Okay, so some of you might be asking “I love a good ghost story, but I hate the past. What about a modern interpretation? Something with boobs and big cat eyes and a really awkward lesbian sex scene?”

How about Leelee Sobeski in In a Dark Place?

This is not a bathrobe. I don't care what the script says.

Um, nevermind.

And there you have it, a bunch of Turns of the Screws, available for your viewing pleasure. And let me add that I’ve never seen Presence of Mind and this makes me very, very sad. It’s set in Spain but with Harvey Keitel and Sadie Frost is dressed in velour:


I can only hope someday it will be bestowed upon me as a wedding present or I’ll find it in some bargain bin at CVS, right underneath Santa With Muscles starring Hulk Hogan.

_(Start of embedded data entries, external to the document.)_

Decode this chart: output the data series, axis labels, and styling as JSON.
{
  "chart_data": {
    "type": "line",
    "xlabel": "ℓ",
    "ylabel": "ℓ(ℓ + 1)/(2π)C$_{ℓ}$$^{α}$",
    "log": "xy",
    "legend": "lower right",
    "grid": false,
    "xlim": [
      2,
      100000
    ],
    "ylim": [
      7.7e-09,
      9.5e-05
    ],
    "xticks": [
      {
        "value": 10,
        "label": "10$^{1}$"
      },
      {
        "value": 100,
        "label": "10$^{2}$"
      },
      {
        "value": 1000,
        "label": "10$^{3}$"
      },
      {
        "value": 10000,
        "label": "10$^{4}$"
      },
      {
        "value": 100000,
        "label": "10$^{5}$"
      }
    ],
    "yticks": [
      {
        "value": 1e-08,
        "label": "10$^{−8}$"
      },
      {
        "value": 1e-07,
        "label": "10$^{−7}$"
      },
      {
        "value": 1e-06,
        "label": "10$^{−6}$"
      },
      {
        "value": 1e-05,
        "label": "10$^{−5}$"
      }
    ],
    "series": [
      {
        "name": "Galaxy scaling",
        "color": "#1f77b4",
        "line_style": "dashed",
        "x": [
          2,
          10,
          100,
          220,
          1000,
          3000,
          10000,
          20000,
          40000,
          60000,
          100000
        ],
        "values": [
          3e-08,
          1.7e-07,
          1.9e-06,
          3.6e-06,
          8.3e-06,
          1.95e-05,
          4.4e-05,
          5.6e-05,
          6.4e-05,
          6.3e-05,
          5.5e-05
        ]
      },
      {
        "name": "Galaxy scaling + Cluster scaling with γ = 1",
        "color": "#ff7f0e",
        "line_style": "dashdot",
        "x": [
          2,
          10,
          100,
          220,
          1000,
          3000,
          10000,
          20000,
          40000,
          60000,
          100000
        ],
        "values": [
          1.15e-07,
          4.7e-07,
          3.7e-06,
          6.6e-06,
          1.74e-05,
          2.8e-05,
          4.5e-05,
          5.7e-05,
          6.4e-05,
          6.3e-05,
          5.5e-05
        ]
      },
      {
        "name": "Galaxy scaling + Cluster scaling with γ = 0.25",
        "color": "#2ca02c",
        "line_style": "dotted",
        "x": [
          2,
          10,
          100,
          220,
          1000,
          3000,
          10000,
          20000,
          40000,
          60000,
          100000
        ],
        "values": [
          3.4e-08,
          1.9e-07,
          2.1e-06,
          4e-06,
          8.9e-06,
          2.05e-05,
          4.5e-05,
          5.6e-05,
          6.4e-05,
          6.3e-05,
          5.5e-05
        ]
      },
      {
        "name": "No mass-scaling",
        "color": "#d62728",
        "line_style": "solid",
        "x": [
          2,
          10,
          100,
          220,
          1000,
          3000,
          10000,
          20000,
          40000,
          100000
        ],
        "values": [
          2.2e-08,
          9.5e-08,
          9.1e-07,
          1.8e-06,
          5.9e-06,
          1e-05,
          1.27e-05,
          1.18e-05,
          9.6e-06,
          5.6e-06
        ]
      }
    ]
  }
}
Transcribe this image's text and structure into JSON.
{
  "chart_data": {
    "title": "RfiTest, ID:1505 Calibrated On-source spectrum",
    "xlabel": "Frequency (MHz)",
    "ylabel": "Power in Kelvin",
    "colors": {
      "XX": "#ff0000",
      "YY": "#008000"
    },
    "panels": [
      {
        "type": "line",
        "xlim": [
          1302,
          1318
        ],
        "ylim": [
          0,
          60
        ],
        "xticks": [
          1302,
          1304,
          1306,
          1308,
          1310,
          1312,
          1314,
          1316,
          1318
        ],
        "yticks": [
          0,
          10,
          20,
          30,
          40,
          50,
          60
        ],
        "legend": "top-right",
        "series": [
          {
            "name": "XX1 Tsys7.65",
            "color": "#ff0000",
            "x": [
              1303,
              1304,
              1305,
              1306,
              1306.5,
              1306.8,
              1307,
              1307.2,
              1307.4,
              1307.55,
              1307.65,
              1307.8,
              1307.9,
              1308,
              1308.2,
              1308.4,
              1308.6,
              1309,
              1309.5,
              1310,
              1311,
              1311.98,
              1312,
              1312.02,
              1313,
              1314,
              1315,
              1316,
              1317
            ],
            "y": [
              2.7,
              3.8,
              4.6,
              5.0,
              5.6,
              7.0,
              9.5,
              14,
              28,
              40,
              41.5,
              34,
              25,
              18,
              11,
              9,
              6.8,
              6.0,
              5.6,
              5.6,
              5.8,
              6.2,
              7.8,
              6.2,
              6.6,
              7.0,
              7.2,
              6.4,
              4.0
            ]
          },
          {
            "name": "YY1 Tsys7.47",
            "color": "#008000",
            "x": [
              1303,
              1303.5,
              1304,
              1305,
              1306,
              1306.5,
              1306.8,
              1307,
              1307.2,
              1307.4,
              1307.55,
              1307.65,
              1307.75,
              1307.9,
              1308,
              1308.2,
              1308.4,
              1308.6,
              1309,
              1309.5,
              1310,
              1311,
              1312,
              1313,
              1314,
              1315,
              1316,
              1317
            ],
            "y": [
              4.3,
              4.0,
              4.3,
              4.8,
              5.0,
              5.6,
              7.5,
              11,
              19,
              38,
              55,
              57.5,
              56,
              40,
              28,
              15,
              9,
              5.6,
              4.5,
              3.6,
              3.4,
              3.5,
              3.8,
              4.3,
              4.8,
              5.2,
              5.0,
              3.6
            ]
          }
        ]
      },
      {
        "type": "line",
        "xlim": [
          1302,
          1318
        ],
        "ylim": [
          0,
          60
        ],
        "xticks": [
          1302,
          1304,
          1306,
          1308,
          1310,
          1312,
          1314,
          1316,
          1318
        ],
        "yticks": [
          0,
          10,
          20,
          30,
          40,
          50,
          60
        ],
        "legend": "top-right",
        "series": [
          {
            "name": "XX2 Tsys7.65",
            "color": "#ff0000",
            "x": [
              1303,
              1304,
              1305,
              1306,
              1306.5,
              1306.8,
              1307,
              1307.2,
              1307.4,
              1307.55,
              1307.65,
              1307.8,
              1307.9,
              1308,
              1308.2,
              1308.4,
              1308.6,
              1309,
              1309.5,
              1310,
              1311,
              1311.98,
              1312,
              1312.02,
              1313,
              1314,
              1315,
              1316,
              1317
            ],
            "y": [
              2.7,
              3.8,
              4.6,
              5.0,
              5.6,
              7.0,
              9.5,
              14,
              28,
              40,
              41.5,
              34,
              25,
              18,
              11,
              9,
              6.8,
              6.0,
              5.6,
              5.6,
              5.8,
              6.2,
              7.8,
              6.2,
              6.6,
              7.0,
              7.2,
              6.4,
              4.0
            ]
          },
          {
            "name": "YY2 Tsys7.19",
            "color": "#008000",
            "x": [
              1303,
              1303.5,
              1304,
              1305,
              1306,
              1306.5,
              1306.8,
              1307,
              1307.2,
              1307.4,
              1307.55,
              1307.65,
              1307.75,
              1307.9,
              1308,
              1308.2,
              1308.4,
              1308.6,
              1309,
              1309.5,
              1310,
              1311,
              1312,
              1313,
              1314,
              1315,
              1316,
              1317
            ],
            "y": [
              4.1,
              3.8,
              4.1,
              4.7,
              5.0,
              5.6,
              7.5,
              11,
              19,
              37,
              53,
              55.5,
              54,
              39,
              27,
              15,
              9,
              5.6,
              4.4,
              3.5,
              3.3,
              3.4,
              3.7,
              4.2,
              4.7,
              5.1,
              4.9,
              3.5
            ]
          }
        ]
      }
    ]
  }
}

Truly, the scariest film of them all.

To review!

The Innocents (1961)–Starring Deborah Kerr
The Turn of The Screw (1992)–Starring Julian Sands, doing his best Julian Sands impression. (Seriously, the movie trailer is amazing.)
The Haunting of Helen Walker (1995)–Starring the Bert and a lot of hoop skirt.
Presence of Mind (1999)–Starring Sadie Frost, ex-Mr. Frost and Harvey Keitel. In Spain.
The Turn of The Screw (1999)–Starring Jodhi May and Colin Firth (for five minutes).
In a Dark Place (2006)–Starring Leelee Sobieski, who has just given up, and Tara FitzGerald, who is slumming it.
The Turn of the Screw (2009)–Starring Michelle Dockery and everyone’s boyfriend Dan Stevens. (Alternate title: Rapetown: A Ghost Story)

On Halloween night, Eileen likes to dress up like Miss Jessel and stand under your bedroom window. Don’t wave to her. She likes to stay in character.